Qatar has made little progress improving migrant workers' rights, despite promises to do so, the rights group Amnesty International has said, reports the BBC.
The working and housing conditions of migrant construction workers have been heavily criticised. Amnesty has been monitoring conditions in the run up the 2022 World Cup but says progress has been limited in some areas, non-existent in others.
Qatar insists major changes will be in place by the end of the year. The report comes as two sponsors of the football tournament, Visa and Coca-Cola, voiced concerns over migrants workers' rights. An estimated 1.5 million migrants work in Qatar, many on the construction boom fuelled by Qatar's successful bid to host the World Cup.

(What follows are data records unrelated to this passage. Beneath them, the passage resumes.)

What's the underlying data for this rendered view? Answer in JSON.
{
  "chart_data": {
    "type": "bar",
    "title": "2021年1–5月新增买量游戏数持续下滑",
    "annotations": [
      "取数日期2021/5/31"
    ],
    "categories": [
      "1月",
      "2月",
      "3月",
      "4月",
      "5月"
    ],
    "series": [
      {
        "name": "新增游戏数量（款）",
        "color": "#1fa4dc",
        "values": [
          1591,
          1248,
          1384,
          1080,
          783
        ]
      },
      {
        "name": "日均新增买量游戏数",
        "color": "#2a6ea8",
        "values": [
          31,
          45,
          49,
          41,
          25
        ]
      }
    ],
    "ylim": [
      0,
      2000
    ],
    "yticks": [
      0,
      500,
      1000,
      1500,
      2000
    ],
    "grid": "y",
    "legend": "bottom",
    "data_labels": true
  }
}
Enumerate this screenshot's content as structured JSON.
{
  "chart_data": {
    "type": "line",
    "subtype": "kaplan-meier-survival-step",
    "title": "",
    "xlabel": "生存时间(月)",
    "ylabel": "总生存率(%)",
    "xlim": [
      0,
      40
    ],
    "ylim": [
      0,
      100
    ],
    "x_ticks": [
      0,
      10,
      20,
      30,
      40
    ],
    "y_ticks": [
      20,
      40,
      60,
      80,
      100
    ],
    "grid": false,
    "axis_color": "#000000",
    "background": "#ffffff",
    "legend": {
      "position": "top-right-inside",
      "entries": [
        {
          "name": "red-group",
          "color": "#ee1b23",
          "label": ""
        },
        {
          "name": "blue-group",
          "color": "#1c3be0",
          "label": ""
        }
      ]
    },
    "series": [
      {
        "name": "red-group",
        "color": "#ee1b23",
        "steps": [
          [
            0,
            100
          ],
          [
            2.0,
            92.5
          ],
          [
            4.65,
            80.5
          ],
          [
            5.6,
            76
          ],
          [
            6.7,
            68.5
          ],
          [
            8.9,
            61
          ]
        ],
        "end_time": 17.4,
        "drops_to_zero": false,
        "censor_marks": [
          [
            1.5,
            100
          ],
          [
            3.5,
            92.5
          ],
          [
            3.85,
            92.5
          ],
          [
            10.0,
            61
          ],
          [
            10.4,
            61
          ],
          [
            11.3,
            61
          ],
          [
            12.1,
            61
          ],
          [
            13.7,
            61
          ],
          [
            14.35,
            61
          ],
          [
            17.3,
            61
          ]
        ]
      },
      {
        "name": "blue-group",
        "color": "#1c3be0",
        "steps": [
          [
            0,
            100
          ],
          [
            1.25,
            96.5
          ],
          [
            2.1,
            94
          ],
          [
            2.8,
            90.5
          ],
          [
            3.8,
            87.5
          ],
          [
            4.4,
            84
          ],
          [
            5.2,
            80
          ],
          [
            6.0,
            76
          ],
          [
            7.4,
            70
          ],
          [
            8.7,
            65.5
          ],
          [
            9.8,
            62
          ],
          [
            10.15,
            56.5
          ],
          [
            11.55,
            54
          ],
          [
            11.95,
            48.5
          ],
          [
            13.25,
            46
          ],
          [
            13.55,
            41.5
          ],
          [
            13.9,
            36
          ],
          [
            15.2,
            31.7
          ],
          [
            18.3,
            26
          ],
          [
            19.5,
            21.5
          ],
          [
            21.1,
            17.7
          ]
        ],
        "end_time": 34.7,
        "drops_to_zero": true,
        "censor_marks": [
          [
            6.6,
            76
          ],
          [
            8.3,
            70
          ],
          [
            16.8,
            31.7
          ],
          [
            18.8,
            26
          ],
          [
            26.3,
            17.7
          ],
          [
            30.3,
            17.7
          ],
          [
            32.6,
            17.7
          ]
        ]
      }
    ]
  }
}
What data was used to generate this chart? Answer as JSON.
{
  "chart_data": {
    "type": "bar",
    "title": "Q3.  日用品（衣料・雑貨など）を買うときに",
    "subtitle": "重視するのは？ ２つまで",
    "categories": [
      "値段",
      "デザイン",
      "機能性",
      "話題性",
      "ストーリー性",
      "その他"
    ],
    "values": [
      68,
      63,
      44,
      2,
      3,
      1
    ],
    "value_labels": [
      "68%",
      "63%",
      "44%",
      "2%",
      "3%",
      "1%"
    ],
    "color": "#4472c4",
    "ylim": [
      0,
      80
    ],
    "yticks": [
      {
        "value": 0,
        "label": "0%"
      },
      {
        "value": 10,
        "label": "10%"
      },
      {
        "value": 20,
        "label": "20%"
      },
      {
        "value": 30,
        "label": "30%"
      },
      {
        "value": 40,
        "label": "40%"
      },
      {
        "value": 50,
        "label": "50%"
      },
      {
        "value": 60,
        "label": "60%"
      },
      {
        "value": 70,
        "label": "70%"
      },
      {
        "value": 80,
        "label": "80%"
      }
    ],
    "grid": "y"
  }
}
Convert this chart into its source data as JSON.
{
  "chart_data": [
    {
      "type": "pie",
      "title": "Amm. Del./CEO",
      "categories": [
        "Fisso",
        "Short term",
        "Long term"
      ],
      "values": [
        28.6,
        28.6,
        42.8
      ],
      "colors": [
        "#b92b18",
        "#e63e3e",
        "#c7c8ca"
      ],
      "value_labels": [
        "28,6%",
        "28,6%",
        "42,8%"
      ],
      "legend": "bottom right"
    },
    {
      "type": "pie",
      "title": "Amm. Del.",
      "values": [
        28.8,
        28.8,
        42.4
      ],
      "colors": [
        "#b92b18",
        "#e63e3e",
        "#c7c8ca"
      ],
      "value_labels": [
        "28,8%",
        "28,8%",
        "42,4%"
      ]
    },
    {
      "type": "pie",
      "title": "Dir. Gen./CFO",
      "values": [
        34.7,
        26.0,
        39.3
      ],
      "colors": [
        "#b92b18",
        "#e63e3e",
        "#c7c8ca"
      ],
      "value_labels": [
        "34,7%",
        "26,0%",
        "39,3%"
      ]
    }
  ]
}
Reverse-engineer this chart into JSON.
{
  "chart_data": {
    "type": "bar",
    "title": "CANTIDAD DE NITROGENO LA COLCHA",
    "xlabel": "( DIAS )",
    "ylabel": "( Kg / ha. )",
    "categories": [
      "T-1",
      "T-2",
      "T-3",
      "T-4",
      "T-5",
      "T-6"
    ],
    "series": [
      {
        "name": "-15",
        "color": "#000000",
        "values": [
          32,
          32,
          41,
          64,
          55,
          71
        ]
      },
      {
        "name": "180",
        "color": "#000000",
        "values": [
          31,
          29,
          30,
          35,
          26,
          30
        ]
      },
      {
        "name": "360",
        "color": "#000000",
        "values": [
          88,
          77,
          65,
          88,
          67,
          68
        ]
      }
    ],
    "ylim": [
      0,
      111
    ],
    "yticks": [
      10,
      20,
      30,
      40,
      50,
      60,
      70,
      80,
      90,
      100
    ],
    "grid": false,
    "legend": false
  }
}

In its report, Amnesty says a promise from Qatar last year to change the system under which workers have to seek permission from their employers to leave the country or change jobs has not been met. A construction boom followed Qatar's successful bid for the World Cup It says the one change to labour laws that has been brought, a wage protection system to ensure workers are properly paid, is being implemented slowly.
One migrant told Amnesty he had not been paid since arriving in Qatar five months ago. "I just want to work and earn some money for my wife and children, but because of my sponsor I can't change jobs," he said. "Qatar is failing migrant workers," said Mustafa Qadri, Amnesty's Gulf migrant rights researcher.